Retention Lab is a multimodal AI analysis platform for short-form video that handles the technical craft of editing — so creators can focus entirely on content.

The structural work of video editing — hook timing, cut rhythm, beat alignment, caption placement, dead zone removal — is measurable and automatable. It doesn't require creative judgment. It requires pattern recognition against what works. That's what our pipeline does.

You upload your footage. Within 60 seconds you have four calibrated scores, a ranked edit plan, and a direct comparison against top-performing content in your niche. The AI agent then executes every technical edit autonomously — restructuring your opening, cutting dead zones, snapping cuts to beat transients, placing captions at drop points. It rescores, iterates, and surfaces the best variant when it crosses the threshold.

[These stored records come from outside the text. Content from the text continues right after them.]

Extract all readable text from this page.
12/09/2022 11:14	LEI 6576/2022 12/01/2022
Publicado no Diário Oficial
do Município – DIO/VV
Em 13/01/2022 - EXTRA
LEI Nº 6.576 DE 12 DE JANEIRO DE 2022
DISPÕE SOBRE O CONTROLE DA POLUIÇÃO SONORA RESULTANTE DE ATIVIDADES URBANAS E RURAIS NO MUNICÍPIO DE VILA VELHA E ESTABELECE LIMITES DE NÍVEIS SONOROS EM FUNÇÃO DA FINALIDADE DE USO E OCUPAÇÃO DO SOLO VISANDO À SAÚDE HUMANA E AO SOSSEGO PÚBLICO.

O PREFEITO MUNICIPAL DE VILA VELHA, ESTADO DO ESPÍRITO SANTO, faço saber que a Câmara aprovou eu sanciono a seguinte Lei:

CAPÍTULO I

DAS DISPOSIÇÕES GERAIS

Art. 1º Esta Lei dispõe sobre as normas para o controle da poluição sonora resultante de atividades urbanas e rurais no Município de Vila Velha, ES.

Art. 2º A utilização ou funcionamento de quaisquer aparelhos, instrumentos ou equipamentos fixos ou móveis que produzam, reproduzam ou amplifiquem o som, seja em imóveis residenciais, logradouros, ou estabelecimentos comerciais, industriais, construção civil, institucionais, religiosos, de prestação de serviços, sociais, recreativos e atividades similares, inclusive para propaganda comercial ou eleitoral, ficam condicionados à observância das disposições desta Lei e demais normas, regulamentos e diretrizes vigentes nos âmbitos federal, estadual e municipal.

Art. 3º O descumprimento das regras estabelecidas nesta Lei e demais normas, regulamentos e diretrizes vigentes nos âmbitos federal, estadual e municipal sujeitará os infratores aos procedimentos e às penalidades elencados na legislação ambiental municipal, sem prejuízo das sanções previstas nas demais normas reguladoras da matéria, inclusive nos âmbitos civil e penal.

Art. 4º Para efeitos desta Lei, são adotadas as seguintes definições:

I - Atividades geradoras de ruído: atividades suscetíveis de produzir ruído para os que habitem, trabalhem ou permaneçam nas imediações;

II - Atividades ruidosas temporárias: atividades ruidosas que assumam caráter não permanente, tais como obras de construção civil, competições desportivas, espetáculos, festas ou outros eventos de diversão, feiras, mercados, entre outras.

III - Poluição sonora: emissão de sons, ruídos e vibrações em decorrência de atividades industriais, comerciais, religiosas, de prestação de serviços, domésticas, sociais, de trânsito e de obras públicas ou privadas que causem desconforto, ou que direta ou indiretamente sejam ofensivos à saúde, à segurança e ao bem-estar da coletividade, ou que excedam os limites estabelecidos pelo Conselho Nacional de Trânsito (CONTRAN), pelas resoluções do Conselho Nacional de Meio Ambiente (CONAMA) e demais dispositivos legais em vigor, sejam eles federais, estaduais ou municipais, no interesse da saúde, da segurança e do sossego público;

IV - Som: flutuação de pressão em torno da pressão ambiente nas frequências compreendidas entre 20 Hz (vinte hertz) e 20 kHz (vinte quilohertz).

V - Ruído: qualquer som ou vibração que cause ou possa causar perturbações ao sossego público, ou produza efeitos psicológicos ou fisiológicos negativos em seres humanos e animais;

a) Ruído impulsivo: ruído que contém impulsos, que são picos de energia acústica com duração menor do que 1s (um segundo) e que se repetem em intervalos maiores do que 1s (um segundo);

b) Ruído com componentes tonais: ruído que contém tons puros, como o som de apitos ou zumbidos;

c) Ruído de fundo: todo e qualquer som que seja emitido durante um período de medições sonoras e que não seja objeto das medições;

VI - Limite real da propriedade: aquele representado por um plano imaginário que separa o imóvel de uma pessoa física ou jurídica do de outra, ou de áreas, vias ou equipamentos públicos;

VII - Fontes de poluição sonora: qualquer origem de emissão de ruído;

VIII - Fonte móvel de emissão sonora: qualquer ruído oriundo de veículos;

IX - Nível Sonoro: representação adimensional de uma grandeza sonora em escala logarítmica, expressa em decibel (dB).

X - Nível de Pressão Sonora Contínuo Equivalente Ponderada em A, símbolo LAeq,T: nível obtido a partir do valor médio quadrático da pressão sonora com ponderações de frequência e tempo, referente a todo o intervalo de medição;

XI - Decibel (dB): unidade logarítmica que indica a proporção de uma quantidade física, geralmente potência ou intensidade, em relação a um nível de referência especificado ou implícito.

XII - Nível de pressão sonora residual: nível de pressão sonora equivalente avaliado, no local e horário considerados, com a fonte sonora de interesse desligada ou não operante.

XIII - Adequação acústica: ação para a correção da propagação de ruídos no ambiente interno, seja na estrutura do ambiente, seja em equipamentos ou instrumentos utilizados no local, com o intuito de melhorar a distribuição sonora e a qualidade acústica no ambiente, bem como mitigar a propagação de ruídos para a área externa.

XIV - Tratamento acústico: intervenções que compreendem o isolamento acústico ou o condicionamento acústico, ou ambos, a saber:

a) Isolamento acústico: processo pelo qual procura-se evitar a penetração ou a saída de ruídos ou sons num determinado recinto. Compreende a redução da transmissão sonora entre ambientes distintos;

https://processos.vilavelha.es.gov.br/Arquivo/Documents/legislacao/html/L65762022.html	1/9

What that frees up is significant. Editors and creators currently spend the majority of their production time on technical optimization — trimming, pacing, syncing — work that is repetitive, rules-based, and increasingly solvable by AI. Retention Lab compresses that work from hours to minutes. A creator who used to spend 4 hours on a single short now spends 20 minutes on the content itself and lets the agent handle the rest.

The creative decisions — what to say, how to say it, what story to tell — remain entirely human. Everything structural that sits between that creative vision and a video that actually retains viewers is now automated.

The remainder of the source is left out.